Nostradamus geleceğe ilişkin birtakım vizyonlar görmeye başlamıştı. Ancak onun tarihe geçen ilk kehaneti Kraliçe Catherine'ye söyledikleridir. Kraliçe'ye şöyle demiştir: "Günü gelince üçü de aynı tahta oturacak..."

Kral II. Henri için de şunları söylemiştir: "Genç aslan çayırlar üstünde teke tek yaşlısını yenecek. Altından bir kafes içindeki gözünü delecek. Onun acılı bir can çekişmesi ile ölmesi için iki yara açacak..."

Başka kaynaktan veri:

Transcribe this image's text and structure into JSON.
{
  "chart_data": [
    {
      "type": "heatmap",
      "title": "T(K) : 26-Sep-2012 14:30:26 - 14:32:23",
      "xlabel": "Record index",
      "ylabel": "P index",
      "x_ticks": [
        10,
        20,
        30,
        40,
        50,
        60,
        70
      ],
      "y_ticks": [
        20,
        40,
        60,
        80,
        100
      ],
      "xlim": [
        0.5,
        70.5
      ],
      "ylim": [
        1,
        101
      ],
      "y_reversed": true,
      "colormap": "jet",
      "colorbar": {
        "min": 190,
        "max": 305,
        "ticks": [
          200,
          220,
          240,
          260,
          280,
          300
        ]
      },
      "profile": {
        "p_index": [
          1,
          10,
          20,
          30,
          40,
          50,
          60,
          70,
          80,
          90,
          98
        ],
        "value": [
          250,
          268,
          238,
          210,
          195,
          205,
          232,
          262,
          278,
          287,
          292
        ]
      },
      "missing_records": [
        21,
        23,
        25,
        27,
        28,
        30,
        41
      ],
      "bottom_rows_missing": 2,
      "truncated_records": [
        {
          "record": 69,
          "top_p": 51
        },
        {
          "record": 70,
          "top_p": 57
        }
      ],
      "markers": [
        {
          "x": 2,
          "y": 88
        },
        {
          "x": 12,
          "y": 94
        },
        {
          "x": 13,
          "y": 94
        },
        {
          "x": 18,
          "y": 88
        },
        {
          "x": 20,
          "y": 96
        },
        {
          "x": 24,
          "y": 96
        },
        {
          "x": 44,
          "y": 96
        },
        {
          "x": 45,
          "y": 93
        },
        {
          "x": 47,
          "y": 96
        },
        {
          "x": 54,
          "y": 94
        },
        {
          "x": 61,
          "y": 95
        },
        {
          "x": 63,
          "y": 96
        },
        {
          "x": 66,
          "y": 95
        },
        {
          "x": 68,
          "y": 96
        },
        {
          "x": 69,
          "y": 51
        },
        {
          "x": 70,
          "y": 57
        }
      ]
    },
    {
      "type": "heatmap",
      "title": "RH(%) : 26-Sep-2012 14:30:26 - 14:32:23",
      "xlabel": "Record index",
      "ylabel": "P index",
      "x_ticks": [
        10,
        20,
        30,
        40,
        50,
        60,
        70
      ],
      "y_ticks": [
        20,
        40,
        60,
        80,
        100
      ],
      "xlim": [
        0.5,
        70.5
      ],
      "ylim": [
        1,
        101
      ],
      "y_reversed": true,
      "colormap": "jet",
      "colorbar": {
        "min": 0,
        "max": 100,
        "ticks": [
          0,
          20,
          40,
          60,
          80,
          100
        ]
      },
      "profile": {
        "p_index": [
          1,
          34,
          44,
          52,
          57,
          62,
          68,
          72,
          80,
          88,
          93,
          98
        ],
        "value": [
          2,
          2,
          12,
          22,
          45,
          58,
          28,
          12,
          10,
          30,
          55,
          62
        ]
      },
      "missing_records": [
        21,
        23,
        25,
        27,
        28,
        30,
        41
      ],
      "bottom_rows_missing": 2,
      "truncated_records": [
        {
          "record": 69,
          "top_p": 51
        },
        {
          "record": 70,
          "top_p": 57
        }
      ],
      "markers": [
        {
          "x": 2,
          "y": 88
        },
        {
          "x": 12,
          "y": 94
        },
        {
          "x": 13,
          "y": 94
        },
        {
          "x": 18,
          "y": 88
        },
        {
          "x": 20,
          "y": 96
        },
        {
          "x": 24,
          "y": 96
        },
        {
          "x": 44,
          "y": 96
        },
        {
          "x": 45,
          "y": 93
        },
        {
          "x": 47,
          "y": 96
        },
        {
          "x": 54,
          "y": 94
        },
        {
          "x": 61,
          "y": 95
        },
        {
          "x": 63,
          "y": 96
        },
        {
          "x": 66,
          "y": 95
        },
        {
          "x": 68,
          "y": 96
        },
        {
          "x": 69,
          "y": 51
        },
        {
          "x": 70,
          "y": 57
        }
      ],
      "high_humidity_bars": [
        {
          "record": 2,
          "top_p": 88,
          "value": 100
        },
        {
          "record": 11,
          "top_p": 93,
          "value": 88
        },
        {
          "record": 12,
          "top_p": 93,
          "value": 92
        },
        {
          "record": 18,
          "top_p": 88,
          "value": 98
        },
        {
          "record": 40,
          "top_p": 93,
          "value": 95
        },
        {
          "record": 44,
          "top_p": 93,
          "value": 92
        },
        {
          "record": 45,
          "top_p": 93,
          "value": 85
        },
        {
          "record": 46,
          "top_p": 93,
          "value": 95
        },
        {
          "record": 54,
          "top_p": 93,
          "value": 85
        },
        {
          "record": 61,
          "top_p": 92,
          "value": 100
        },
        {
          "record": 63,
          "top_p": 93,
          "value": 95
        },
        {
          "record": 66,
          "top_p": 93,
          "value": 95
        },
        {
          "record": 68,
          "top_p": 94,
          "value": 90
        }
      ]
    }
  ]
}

Kehaneti 1559 yılında gerçekleşti... Olay Margarete ile Savoye Dükası'nın düğününde meydana geldi: Düğün şerefine düzenlenen yarışmalarda Kral, genç Montgomery Dükü ile mızrak vuruşması yarışmasına katıldı ve korkunç bir kaza oldu. İngiliz'in mızrağı, Kral'ın altın miğferindeki tel örgü siperliği delerek gözüne saplandı!... II. Henri aldığı bu yara ile yaşamını yitirdi! Kehanet gerçekleşmişti!....

Nostradamus'un gerçekleşmeye başlayan kehanetleri birbirini takip etmeye başladı... Preslerin ölümleri, Fransa'da çıkan karışıklıklar, hep onun tarif ettiği şekilde meydana gelmeye başlamıştı.
Kehanetlerinin birbiri arkasına gerçekleşmeye başlaması bu konudaki ününü arttırdı. Gelecekle ilgili vizyonlar gören Nostradamus, bu bilgileri insanlara açık bir şekilde vermenin uygun olmadığını farketti ve belli bir süre sonra, gelecekle ilgili kehanetlerini, belli bir şifreli dil kullanarak üstü örtülü bir şekilde insanlara aktarmaya başladı. 1555'de, daha sonraları tüm dünyada geniş yankılara sebebiyet verecek olan kehanetlerini, dörtlükler halinde yazmaya başladı.

Bu kehanetleri ilk olarak "Lyon da Vrayes Centuries et Propheties" adı ile yayınlandı. Kitap yazarına çok büyük bir ün sağladı. Kitapda 1555'den 3797 yılına kadar geniş bir zaman dilimi içinde dünyada olacak önemli olaylarla ilgili Nostradamus'un kehanetleri bulunuyordu...

Nostradamus'un şifreli bir dil kullanmasından dolayı, kehanetler önceden pek anlaşılır özellikte değildi. Ancak kehanetteki söz konusu olaylar gerçekleşmeye başlayınca, kehanetin dili çözülebiliyordu. Zaten Nostradamus da kasıtlı olarak kehanetlerini bu şekilde şifrelendirmişti... Kısa bir süre sonra kehanetlerin gerçekleşmekte olduğu farkedildi.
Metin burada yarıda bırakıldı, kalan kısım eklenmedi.